Con ojos felinos y la melena salvaje, la neozelandesa se defiende como un león ante el paso del tiempo y los estragos de la fama.
«Escucharla es oír el futuro», David Bowie
La tierra y el pasto seco del escenario PlayStation acaban de ser remecidos por un vendaval femenino/londinense llamado Savages. Y la respuesta es caótica: una ola de gente se traga a todos los que se oponen a la reja. Allí, en poco más de treinta minutos, aparecerá la nueva heroína del pop universal, la neozelandesa alabada por Bowie, Kanye, Springsteen y Arcade Fire.
Su estampa es imponente. El luto hacia la mayoría de edad lo lleva en su polera sin mangas, y esas flores rosadas y negras de su falda son la ofrenda a la lápida donde la niñez descansa en paz. El escenario es su trono. También su tumba, esa donde se va a llorar, a recordar y a celebrar la nueva vida. Ahí la acompañan sus dos guardianes —un baterista y un tecladista—, que de blanco celestial comienzan a cubrir el ambiente con el sonido de “Glory and gore”.
Otro caos se desata.
Poseída por su propia creación, Lorde se mueve a ritmo frenético con cada beat, como si la música la atrapara, al igual que ella a su público, que se rinde a los pies de una adolescente de 17 años, que en experiencia pareciera doblar su propia edad. “Tennis court” confirma el culto, porque son miles de personas coreando el segundo single de la oceánica, en un espacio que se hace pequeño para el tamaño y brillantez del espectáculo que está ocurriendo en uno de los rincones perdidos del Parque O’Higgins.

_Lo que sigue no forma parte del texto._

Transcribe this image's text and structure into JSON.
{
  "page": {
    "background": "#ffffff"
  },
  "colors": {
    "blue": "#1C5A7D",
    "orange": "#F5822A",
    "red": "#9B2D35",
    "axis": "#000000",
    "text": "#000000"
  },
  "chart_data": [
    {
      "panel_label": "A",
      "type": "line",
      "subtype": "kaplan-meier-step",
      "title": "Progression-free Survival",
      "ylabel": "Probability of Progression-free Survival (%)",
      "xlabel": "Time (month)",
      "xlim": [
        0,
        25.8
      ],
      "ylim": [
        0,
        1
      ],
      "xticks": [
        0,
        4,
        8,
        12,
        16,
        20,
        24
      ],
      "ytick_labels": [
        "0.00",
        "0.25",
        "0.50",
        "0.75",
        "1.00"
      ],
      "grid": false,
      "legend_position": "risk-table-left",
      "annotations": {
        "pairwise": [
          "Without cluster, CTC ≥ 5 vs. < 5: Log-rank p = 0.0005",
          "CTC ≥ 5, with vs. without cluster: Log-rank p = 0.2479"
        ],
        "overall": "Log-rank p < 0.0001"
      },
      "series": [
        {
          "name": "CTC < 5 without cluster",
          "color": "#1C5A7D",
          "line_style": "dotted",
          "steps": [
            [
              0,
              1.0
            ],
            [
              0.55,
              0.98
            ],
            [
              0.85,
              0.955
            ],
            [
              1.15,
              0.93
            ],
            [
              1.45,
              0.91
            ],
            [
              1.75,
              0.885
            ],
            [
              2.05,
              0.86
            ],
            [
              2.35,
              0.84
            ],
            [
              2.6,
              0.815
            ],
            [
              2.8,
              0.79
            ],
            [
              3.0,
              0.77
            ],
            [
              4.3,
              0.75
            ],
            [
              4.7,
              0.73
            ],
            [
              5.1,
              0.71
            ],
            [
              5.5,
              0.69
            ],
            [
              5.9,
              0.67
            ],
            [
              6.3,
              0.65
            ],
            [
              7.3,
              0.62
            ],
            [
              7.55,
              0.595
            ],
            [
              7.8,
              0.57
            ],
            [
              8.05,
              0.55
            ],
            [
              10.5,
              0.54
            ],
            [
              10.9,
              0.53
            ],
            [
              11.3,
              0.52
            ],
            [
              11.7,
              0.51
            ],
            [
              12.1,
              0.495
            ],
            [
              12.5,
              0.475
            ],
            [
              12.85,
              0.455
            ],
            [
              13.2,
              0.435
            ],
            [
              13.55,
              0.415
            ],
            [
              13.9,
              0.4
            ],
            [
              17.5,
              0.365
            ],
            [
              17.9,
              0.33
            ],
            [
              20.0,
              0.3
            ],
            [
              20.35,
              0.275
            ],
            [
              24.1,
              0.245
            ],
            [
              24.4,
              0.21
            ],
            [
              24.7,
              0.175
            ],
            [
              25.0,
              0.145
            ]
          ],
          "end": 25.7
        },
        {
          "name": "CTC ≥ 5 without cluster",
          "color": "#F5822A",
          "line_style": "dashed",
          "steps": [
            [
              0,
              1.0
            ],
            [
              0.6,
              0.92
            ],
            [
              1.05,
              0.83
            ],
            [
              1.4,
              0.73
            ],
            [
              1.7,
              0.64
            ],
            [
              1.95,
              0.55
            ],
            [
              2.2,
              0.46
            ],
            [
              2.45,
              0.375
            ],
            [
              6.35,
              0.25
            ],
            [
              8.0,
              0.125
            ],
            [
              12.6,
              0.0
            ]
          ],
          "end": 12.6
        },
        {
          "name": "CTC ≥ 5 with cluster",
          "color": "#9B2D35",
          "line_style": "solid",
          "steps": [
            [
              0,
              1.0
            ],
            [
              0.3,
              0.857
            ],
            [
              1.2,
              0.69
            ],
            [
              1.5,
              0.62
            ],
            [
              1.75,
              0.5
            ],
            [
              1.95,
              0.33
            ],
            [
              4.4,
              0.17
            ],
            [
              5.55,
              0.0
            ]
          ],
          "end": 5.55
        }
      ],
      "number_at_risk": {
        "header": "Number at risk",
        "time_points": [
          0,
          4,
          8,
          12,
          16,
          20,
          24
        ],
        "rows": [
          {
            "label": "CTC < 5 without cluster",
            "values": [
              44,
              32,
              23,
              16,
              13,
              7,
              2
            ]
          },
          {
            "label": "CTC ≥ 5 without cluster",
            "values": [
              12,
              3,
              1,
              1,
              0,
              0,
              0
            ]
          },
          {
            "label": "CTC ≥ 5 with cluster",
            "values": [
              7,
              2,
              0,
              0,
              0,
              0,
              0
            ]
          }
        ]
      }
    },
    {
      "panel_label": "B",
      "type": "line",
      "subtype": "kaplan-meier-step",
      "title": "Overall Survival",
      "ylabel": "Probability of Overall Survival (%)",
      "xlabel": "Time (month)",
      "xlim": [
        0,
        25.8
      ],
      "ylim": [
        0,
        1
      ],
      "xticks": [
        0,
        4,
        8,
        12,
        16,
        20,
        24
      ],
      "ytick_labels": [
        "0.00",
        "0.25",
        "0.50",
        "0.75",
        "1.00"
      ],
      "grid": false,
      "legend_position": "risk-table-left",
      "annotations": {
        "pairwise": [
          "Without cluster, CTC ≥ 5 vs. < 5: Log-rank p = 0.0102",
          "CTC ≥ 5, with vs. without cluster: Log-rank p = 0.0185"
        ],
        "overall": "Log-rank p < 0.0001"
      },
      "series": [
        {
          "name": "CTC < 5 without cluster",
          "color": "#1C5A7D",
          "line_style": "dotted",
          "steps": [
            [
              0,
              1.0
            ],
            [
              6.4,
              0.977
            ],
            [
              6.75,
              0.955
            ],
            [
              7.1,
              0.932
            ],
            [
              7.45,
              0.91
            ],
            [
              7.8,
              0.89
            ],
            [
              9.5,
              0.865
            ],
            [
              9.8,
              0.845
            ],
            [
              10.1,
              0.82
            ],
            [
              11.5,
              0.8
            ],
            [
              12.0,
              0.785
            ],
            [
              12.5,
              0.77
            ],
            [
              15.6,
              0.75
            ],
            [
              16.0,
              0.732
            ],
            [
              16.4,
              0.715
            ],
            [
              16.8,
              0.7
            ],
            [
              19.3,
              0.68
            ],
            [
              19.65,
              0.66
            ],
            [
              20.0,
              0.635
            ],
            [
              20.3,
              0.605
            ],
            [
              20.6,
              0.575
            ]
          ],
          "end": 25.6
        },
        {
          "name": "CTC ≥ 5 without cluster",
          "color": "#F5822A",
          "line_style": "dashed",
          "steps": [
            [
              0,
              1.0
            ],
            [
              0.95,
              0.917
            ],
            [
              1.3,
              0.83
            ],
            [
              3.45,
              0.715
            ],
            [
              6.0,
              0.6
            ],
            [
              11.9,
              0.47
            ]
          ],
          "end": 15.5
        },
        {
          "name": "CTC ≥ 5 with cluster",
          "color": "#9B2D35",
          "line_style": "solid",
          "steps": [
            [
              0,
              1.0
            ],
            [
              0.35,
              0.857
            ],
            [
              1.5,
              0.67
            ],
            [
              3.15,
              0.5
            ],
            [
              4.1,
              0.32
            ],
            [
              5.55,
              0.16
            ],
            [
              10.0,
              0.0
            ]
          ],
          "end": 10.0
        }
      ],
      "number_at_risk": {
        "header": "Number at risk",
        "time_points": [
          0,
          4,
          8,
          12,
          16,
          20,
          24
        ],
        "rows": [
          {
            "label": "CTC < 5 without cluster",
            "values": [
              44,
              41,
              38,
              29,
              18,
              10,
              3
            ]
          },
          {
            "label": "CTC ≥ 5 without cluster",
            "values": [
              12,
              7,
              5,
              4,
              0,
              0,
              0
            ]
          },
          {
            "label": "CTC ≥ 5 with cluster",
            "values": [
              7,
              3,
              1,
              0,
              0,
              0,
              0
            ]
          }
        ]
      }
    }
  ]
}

Sorprendida por el recibimiento de un país tan remoto y desconocido como Chile, se da el tiempo de sacarle una fotografía a la concurrencia, a devotos y escépticos. Porque realmente quiere matar el tiempo con ellos, lo dice su mirada, sus manos y su piel al interpretar “400 lux”. También le rinde tributo a ese minimalismo que ha hecho su piedra angular al momento de componer, regalando una versión propia de “Easy” del indescifrable Son Lux.
Con casi dos tercios del show completo, empieza su parte más impactante. En una emotiva introducción para “Ribs”, con esos efectos portentosamente sombríos, se presenta como la niña tras la artista. Ella Maria Lani Yelich-O’Connor le cuenta a esos millares de confidentes el miedo que le tiene a crecer. El espanto que le causa saberse una superestrella, quizás evidenciando el error que cometió al subir sus demos a Internet, que la catapultaron al Olimpo de la música norteamericana y que liquidaron buena parte de su adolescencia, y no poder detener el tiempo.
«El sueño no se siente dulce, estamos tambaleándonos por las calles a la medianoche, y nunca me sentí tan sola. Se siente tan aterrador hacerse viejo», dice la canción.
Pero “Royals” la devuelve a esa etapa donde aún queda espacio para la simpleza, la inocencia y la vanidad. Con ese primer sencillo de su debut Pure heroine (2013), convertido en uno de los súper-hits de los últimos tiempos, algunos de los curiosos comienzan a peregrinar hacia el resto de los escenarios, dejando en el olvido un momento inigualable. «Send the call out» se repite eternamente, y poco a poco “Team” comienza a tornarse en una atmósfera industrial y magnética, coronada por su voz impresionante y los cañonazos de un colorido confeti que empieza a llover sobre el lugar.
Con esos ojos felinos y esa melena salvaje, la neozelandesa se defiende como un león ante el paso del tiempo y los estragos de la fama. Con esa consigna, de paso, ofrece uno de los mejores shows de la corta historia de Lollapalooza Chile. Cada estrofa, cada beat, es el nacimiento de Lorde, y a la vez, su propio funeral.